Schonfrist für Solardach auf denkmalgeschütztem Pfarrhaus

Anlage könnte in Atterwasch bleiben

ATTERWASCH Eigentlich hätte das Solardach auf dem denkmalgeschützten Pfarrhaus in Atterwasch schon längst abmontiert werden müsssen. Trotzdem zieren das Gebäude immer noch die Zellen, die in den vergangenen Monaten für einen geschäftigen Wort- und Briefwechsel zwischen Landkreis und Gemeinde geführt haben.

Pfarrer Mathias Berndt vor dem Pfarrhaus in Atterwasch.
Foto: Haazipolo

Rein rechtlich ist die Montage einer Solaranlage auf einem denkmalgeschützten Bau unzulässig, hat der Kreis entschieden. Dass der Denkmalschutz bei Ausweitung des Jänschwalder Tagebaus keine Rolle mehr spielen wird und das Pfarrhaus einer Abbaggerung ebenso zum Opfer fallen würde wie jedes andere Haus im Ort, war dem Kreis egal. Verboten ist verboten die Anlage muss runter. Dass sie überhaupt auf dem Dach gelandet ist, war ein Akt zivilen Ungehorsams bereits der Bauantrag des ehemaligen Pfarrers Mathias Berndt war abgelehnt worden. Gebaut wurde die Anlage trotzdem.

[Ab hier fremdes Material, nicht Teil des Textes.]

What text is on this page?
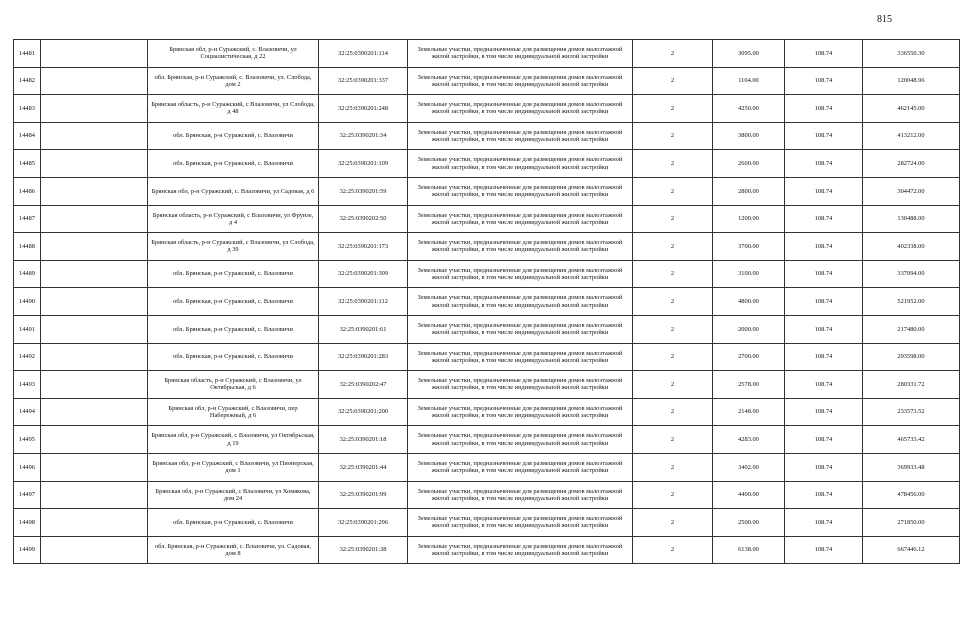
815
14481		Брянская обл, р-н Суражский, с. Влазовичи, ул Социалистическая, д 22	32:25:0390201:114	Земельные участки, предназначенные для размещения домов малоэтажной жилой застройки, в том числе индивидуальной жилой застройки	2	3095.00	108.74	336550.30
14482		обл. Брянская, р-н Суражский, с. Влазовичи, ул. Слобода, дом 2	32:25:0390201:337	Земельные участки, предназначенные для размещения домов малоэтажной жилой застройки, в том числе индивидуальной жилой застройки	2	1104.00	108.74	120048.96
14483		Брянская область, р-н Суражский, с Влазовичи, ул Слобода, д 48	32:25:0390201:248	Земельные участки, предназначенные для размещения домов малоэтажной жилой застройки, в том числе индивидуальной жилой застройки	2	4250.00	108.74	462145.00
14484		обл. Брянская, р-н Суражский, с. Влазовичи	32:25:0390201:34	Земельные участки, предназначенные для размещения домов малоэтажной жилой застройки, в том числе индивидуальной жилой застройки	2	3800.00	108.74	413212.00
14485		обл. Брянская, р-н Суражский, с. Влазовичи	32:25:0390201:109	Земельные участки, предназначенные для размещения домов малоэтажной жилой застройки, в том числе индивидуальной жилой застройки	2	2600.00	108.74	282724.00
14486		Брянская обл, р-н Суражский, с. Влазовичи, ул Садовая, д 6	32:25:0390201:59	Земельные участки, предназначенные для размещения домов малоэтажной жилой застройки, в том числе индивидуальной жилой застройки	2	2800.00	108.74	304472.00
14487		Брянская область, р-н Суражский, с Влазовичи, ул Фрунзе, д 4	32:25:0390202:50	Земельные участки, предназначенные для размещения домов малоэтажной жилой застройки, в том числе индивидуальной жилой застройки	2	1200.00	108.74	130488.00
14488		Брянская область, р-н Суражский, с Влазовичи, ул Слобода, д 39	32:25:0390201:173	Земельные участки, предназначенные для размещения домов малоэтажной жилой застройки, в том числе индивидуальной жилой застройки	2	3700.00	108.74	402338.00
14489		обл. Брянская, р-н Суражский, с. Влазовичи	32:25:0390201:309	Земельные участки, предназначенные для размещения домов малоэтажной жилой застройки, в том числе индивидуальной жилой застройки	2	3100.00	108.74	337094.00
14490		обл. Брянская, р-н Суражский, с. Влазовичи	32:25:0390201:112	Земельные участки, предназначенные для размещения домов малоэтажной жилой застройки, в том числе индивидуальной жилой застройки	2	4800.00	108.74	521952.00
14491		обл. Брянская, р-н Суражский, с. Влазовичи	32:25:0390201:61	Земельные участки, предназначенные для размещения домов малоэтажной жилой застройки, в том числе индивидуальной жилой застройки	2	2000.00	108.74	217480.00
14492		обл. Брянская, р-н Суражский, с. Влазовичи	32:25:0390201:283	Земельные участки, предназначенные для размещения домов малоэтажной жилой застройки, в том числе индивидуальной жилой застройки	2	2700.00	108.74	293598.00
14493		Брянская область, р-н Суражский, с Влазовичи, ул Октябрьская, д 6	32:25:0390202:47	Земельные участки, предназначенные для размещения домов малоэтажной жилой застройки, в том числе индивидуальной жилой застройки	2	2578.00	108.74	280331.72
14494		Брянская обл, р-н Суражский, с Влазовичи, пер Набережный, д 6	32:25:0390201:200	Земельные участки, предназначенные для размещения домов малоэтажной жилой застройки, в том числе индивидуальной жилой застройки	2	2148.00	108.74	233573.52
14495		Брянская обл, р-н Суражский, с Влазовичи, ул Октябрьская, д 19	32:25:0390201:18	Земельные участки, предназначенные для размещения домов малоэтажной жилой застройки, в том числе индивидуальной жилой застройки	2	4283.00	108.74	465733.42
14496		Брянская обл, р-н Суражский, с Влазовичи, ул Пионерская, дом 1	32:25:0390201:44	Земельные участки, предназначенные для размещения домов малоэтажной жилой застройки, в том числе индивидуальной жилой застройки	2	3402.00	108.74	369933.48
14497		Брянская обл, р-н Суражский, с Влазовичи, ул Хомякова, дом 24	32:25:0390201:99	Земельные участки, предназначенные для размещения домов малоэтажной жилой застройки, в том числе индивидуальной жилой застройки	2	4400.00	108.74	478456.00
14498		обл. Брянская, р-н Суражский, с. Влазовичи	32:25:0390201:296	Земельные участки, предназначенные для размещения домов малоэтажной жилой застройки, в том числе индивидуальной жилой застройки	2	2500.00	108.74	271850.00
14499		обл. Брянская, р-н Суражский, с. Влазовичи, ул. Садовая, дом 8	32:25:0390201:38	Земельные участки, предназначенные для размещения домов малоэтажной жилой застройки, в том числе индивидуальной жилой застройки	2	6138.00	108.74	667446.12
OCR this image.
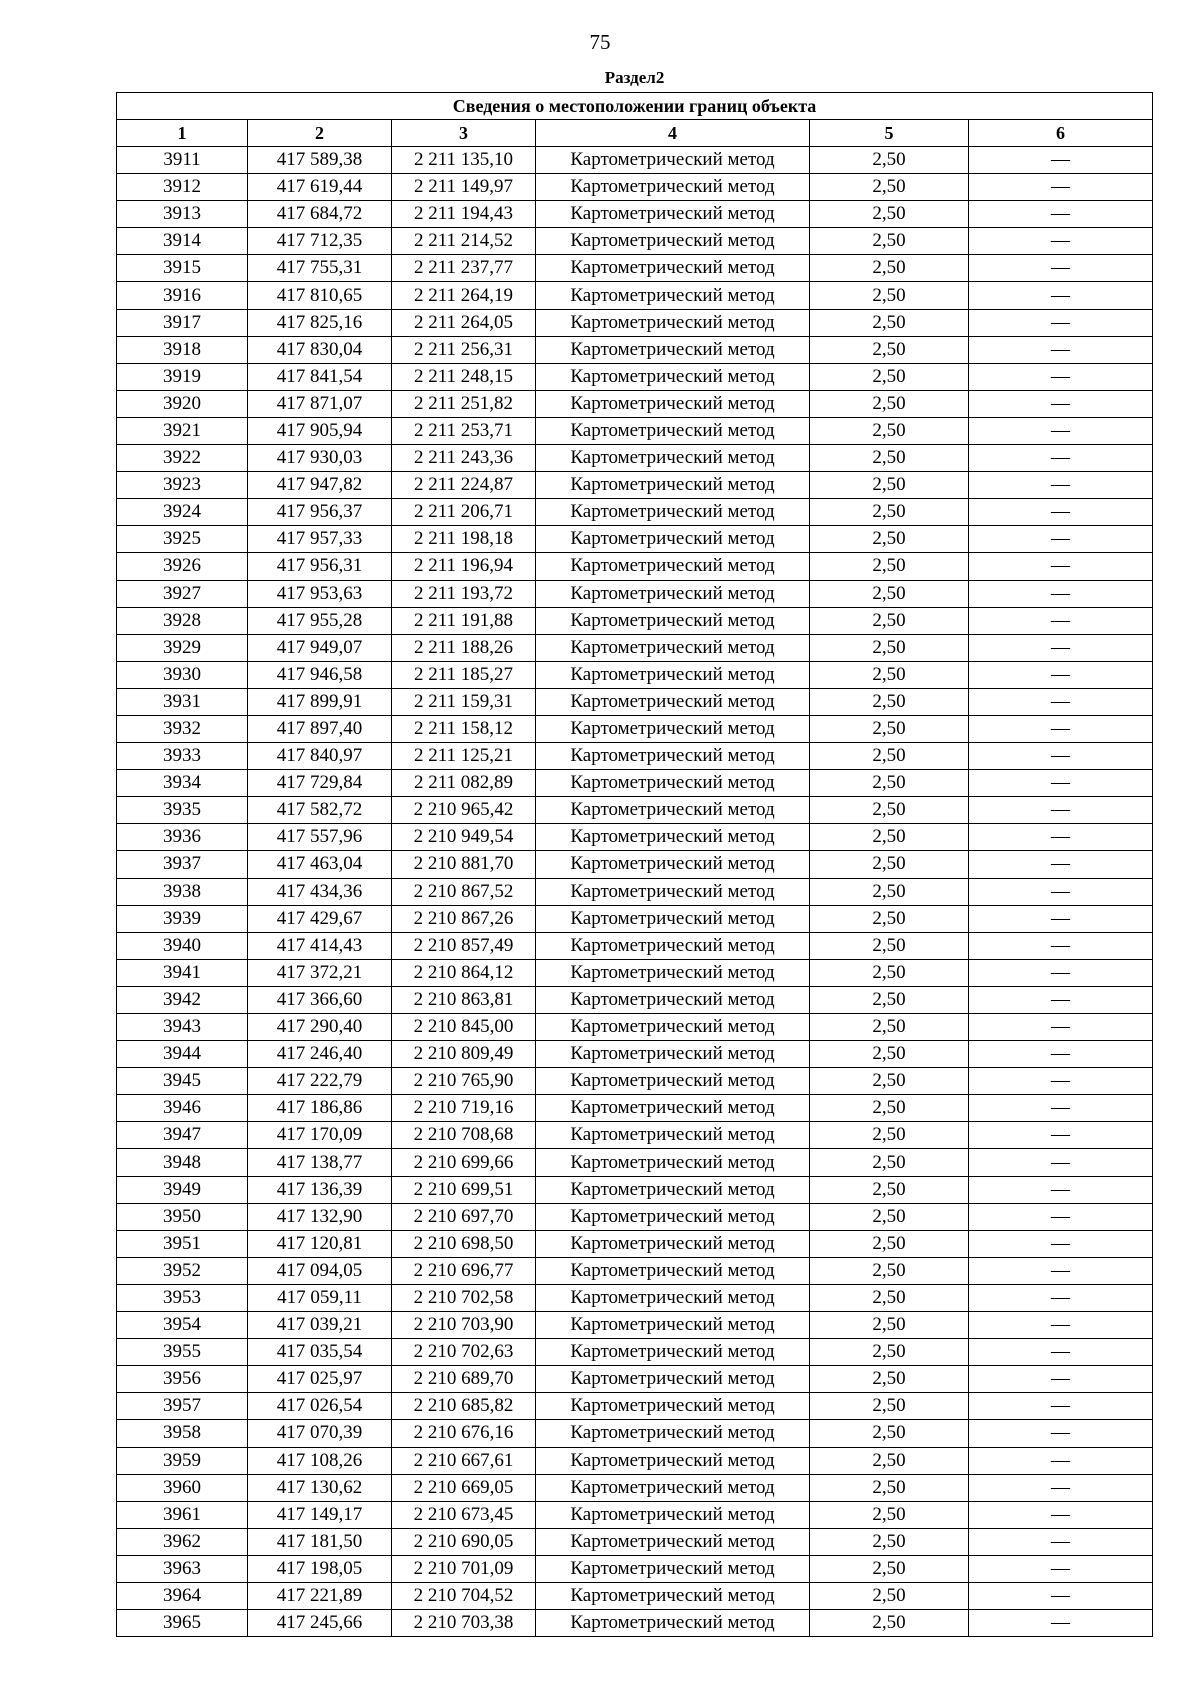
75
Раздел2					
Сведения о местоположении границ объекта					
1	2	3	4	5	6
3911	417 589,38	2 211 135,10	Картометрический метод	2,50	—
3912	417 619,44	2 211 149,97	Картометрический метод	2,50	—
3913	417 684,72	2 211 194,43	Картометрический метод	2,50	—
3914	417 712,35	2 211 214,52	Картометрический метод	2,50	—
3915	417 755,31	2 211 237,77	Картометрический метод	2,50	—
3916	417 810,65	2 211 264,19	Картометрический метод	2,50	—
3917	417 825,16	2 211 264,05	Картометрический метод	2,50	—
3918	417 830,04	2 211 256,31	Картометрический метод	2,50	—
3919	417 841,54	2 211 248,15	Картометрический метод	2,50	—
3920	417 871,07	2 211 251,82	Картометрический метод	2,50	—
3921	417 905,94	2 211 253,71	Картометрический метод	2,50	—
3922	417 930,03	2 211 243,36	Картометрический метод	2,50	—
3923	417 947,82	2 211 224,87	Картометрический метод	2,50	—
3924	417 956,37	2 211 206,71	Картометрический метод	2,50	—
3925	417 957,33	2 211 198,18	Картометрический метод	2,50	—
3926	417 956,31	2 211 196,94	Картометрический метод	2,50	—
3927	417 953,63	2 211 193,72	Картометрический метод	2,50	—
3928	417 955,28	2 211 191,88	Картометрический метод	2,50	—
3929	417 949,07	2 211 188,26	Картометрический метод	2,50	—
3930	417 946,58	2 211 185,27	Картометрический метод	2,50	—
3931	417 899,91	2 211 159,31	Картометрический метод	2,50	—
3932	417 897,40	2 211 158,12	Картометрический метод	2,50	—
3933	417 840,97	2 211 125,21	Картометрический метод	2,50	—
3934	417 729,84	2 211 082,89	Картометрический метод	2,50	—
3935	417 582,72	2 210 965,42	Картометрический метод	2,50	—
3936	417 557,96	2 210 949,54	Картометрический метод	2,50	—
3937	417 463,04	2 210 881,70	Картометрический метод	2,50	—
3938	417 434,36	2 210 867,52	Картометрический метод	2,50	—
3939	417 429,67	2 210 867,26	Картометрический метод	2,50	—
3940	417 414,43	2 210 857,49	Картометрический метод	2,50	—
3941	417 372,21	2 210 864,12	Картометрический метод	2,50	—
3942	417 366,60	2 210 863,81	Картометрический метод	2,50	—
3943	417 290,40	2 210 845,00	Картометрический метод	2,50	—
3944	417 246,40	2 210 809,49	Картометрический метод	2,50	—
3945	417 222,79	2 210 765,90	Картометрический метод	2,50	—
3946	417 186,86	2 210 719,16	Картометрический метод	2,50	—
3947	417 170,09	2 210 708,68	Картометрический метод	2,50	—
3948	417 138,77	2 210 699,66	Картометрический метод	2,50	—
3949	417 136,39	2 210 699,51	Картометрический метод	2,50	—
3950	417 132,90	2 210 697,70	Картометрический метод	2,50	—
3951	417 120,81	2 210 698,50	Картометрический метод	2,50	—
3952	417 094,05	2 210 696,77	Картометрический метод	2,50	—
3953	417 059,11	2 210 702,58	Картометрический метод	2,50	—
3954	417 039,21	2 210 703,90	Картометрический метод	2,50	—
3955	417 035,54	2 210 702,63	Картометрический метод	2,50	—
3956	417 025,97	2 210 689,70	Картометрический метод	2,50	—
3957	417 026,54	2 210 685,82	Картометрический метод	2,50	—
3958	417 070,39	2 210 676,16	Картометрический метод	2,50	—
3959	417 108,26	2 210 667,61	Картометрический метод	2,50	—
3960	417 130,62	2 210 669,05	Картометрический метод	2,50	—
3961	417 149,17	2 210 673,45	Картометрический метод	2,50	—
3962	417 181,50	2 210 690,05	Картометрический метод	2,50	—
3963	417 198,05	2 210 701,09	Картометрический метод	2,50	—
3964	417 221,89	2 210 704,52	Картометрический метод	2,50	—
3965	417 245,66	2 210 703,38	Картометрический метод	2,50	—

Bis zum Oktober im vergangenen Jahr hatte die Gemeinde Zeit, einen neuen Ort für die Anlage zu finden. So wirklich weitergekommen ist man bei der Suche nicht. Eigentlich sollte die Anlage nach Grabo ziehen, die Kosten dafür wären allerdings immens gewesen: 50 000 Euro das vorgesehene Dach in Grabo hätte ohne Ertüchtigung der Solaranlage nicht standgehalten. Jetzt gibt es einen neuen Plan die Solarzellen könnten in Atterwasch bleiben. Für die Gemeinde wäre das in zweifacher Hinsicht ein Gewinn: Einerseits bliebe das Zeichen gegen Kohleabbau und für alternative Energiequellen, das der ehemalige Pfarrer Berndt auf das Dach des Pfarrhauses setzen ließ, dem Ort erhalten. Andererseits würde ein Verbleib im Ort der Kirche viel Geld sparen. Das Dach, auf das die Anlage montiert werden könnte, ist bereits stark genug, müsste also nicht kostspielig verstärkt werden.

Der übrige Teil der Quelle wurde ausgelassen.